Peki bu tip sert açıklamalar halk nezdinde işe yarar mı yoksa geri mi teper? Hürriyet gazetesinden Ece Çelik bu sorunun cevabını uzmanlara sordu.
''Aşının önemi topluma bilim insanlarınca anlatılmalıdır''
- Psikiyatrist Dr. Samuray Özdemir: Sağlık çalışanları dünyanın her yerinde hem fiziksel hem ruhsal anlamda yorulmaya başladılar; araştırmalar tükenmişlik sendromunun giderek artan oranlarda görünür olmaya başladığına işaret ediyor. Salgınla mücadelede toplumun bazı kesimlerinin alınması gereken önlemlere uymaması zaten “Boşuna mı ölüyoruz?” diyen sağlık çalışanlarını ümitsizliğe ve toplumsal aidiyet duygularını yeniden gözden geçirmeye itiyor. Pandemiden kurtulmanın tek yolu olan aşıya bazı kesimlerin şüpheci yaklaşımı maalesef sağlıkçının çaresizlik hissetmesine yol açıyor. Ancak toplumun koşulsuz desteğini arkalarında hissettikleri sürece güçlerini yeniden kazanabilecekler. Aşının önemi topluma bilim insanlarınca anlatılmalıdır. Toplumun korku ve şüphelerine öfkeyle değil, empatiyle yaklaşılmalı; aşının etkinliği ve yan etkileri konusundaki sorular kanıtlanmış bilgiler ışığında basit bir dilde açıklanmalıdır. Diğer ülkelerde aşı karşıtlığıyla mücadelede özellikle sevilen, saygı duyulan ünlü kişilerin aşılarını canlı yayında yaptırdıklarına ve pozitif düşüncelerini ekranlardan toplumla paylaştıklarına şahit oluyoruz. Bunu biz de yapabiliriz; aşılanan kişi sayısı arttıkça bir eşik aşılacak ve motivasyon olabilecektir.
''Aşı fikrini etkilemez''
- Psikolog Prof. Dr. Kadir Özer: Doktor arkadaşımızın söylemi biraz aşırı ama bence bu tip söylemler halkı aşı konusunda etkilemez. Her birey kendi içinde bilgi işlemini yapıp sağlığını koruma adına alacağı tedbirlere kendisi karar verir. Zaten 10 aydır coronayla ilgili herkesin yakından tanışıklığı var. Tedbir için yeterince altyapı oluştu. Birkaç doktor böyle açıklamalar yaptı diye halkın fikrinin kolayca değişebileceğini düşünmüyorum. Sağlık ölümle en çok bağlantı kurulan konudur. Bu sebeple kişiler aşı olup olmamak değil hangi aşıyı oldukları konusuna kafa yorar. Pandemi döneminde psikolojik olarak en büyük depremi yaşayan grup sağlık sektörü çalışanlarıdır. En çok ölümle karşı karşıya kalan, ailelerinden uzaklaşan bir kesimden bahsediyoruz. Bizim vatandaş olarak almadığımız tedbirin faturasını birinci dereceden onlar ödüyor. Ben bu tip tepkiler veren doktorlarımızın psikolojilerini yaşadıkları durum çerçevesinde tutarlı buluyorum. Onları anlamamız gerekir.

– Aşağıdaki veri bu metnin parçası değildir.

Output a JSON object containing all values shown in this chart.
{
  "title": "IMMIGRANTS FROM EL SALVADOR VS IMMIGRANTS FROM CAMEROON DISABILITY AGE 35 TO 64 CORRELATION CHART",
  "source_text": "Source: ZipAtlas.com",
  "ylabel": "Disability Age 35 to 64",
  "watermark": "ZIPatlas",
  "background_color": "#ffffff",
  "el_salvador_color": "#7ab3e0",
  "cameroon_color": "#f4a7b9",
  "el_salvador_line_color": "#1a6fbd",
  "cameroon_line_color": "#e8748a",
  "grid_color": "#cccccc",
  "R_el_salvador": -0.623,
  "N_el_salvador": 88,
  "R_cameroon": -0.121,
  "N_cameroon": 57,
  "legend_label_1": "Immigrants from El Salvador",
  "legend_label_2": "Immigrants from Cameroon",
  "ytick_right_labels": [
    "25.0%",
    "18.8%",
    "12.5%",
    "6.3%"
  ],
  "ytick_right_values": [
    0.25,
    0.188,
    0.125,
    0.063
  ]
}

''Kurallara niye uymadıklarını araştırıyoruz''
- Prof. Dr. Mustafa Necmi İlhan: ABD, Avrupa ve Rusya aşıya başladı. Aşı tek çözüm değil ama mücadeleyi en güçlü şekilde destekleyen bir araç. Tıpkı siz aşı olursanız ama komşunuz olmazsa salgının bitmeyeceğini biliyorsunuz. İşte Türkiye’nin de, komşuları da dahil, her ülkenin aşılama yapması gerekir. Toplum Bilimleri Kurulu aşı konusunda topluma doğru mesajları vermek için kuruldu. Bizler bu kurulda doktorlarımızın tepki gösterdiği kurallara uymayanların neden uymadığını irdeliyoruz. Toplumun sıkıntılarını, söylediklerini anlamak gerekiyor. Kurallara uymuyorlarsa neden uymadıklarına bakıp nedeni çözmemiz gerekiyor, halkla iyi iletişim kurmak en önemlisi. Şu günlerde aşıyı topluma en doğru şekilde nasıl anlatabiliriz bunu tartışıyoruz. Toplumda sevilen kişilerin aşı kampanyasını desteklemesi önemli.
''Aşırı bir çıkış olmuş''
- Uzman psikolog Dr. Nevin Dölek: “Vatan haini” diye konuşan doktor arkadaş belli ki biraz duygusallaşmış ve aşırı bir çıkış yapmış. Sağlık çalışanları büyük bir emek harcıyor, evlatlarından, ailelerinden ayrı kalıyor ve bu emeklerinin sonucunu görmek istiyorlar. Elbette belli dikkatsizlikler yüzünden pandemi bitmiyor, bu da sağlık çalışanlarında duygusal tepkilere yol açıyor. Ama elbette vatan hainliği ile bu mesele çok farklı konular. Bu aşırı tepki halkta aşıyla ilgili negatif bir algı yaratmaz. Halk da bunaldı ve bir an önce herkes sağlıklı bir şekilde bu dönemi atlatmak istiyor. Ben kimsenin güvenilir bir aşıya karşı tepkiyle yaklaşacağını düşünmüyorum. Ama insanlar beklemekten yana olabilirler, yan etkisi olabilir mi diye korku duygusu gelişebilir. Bu noktada otoritelerin aşıyla ilgili sürekli bilgilendirme yapmaya devam etmesi, şeffaf ve açık bir süreç yönetmesi çok önemli. Devlet ile toplumun sürekli iletişim halinde olması insanların aşı konusundaki kararlarını olumlu yönde etkileyecektir.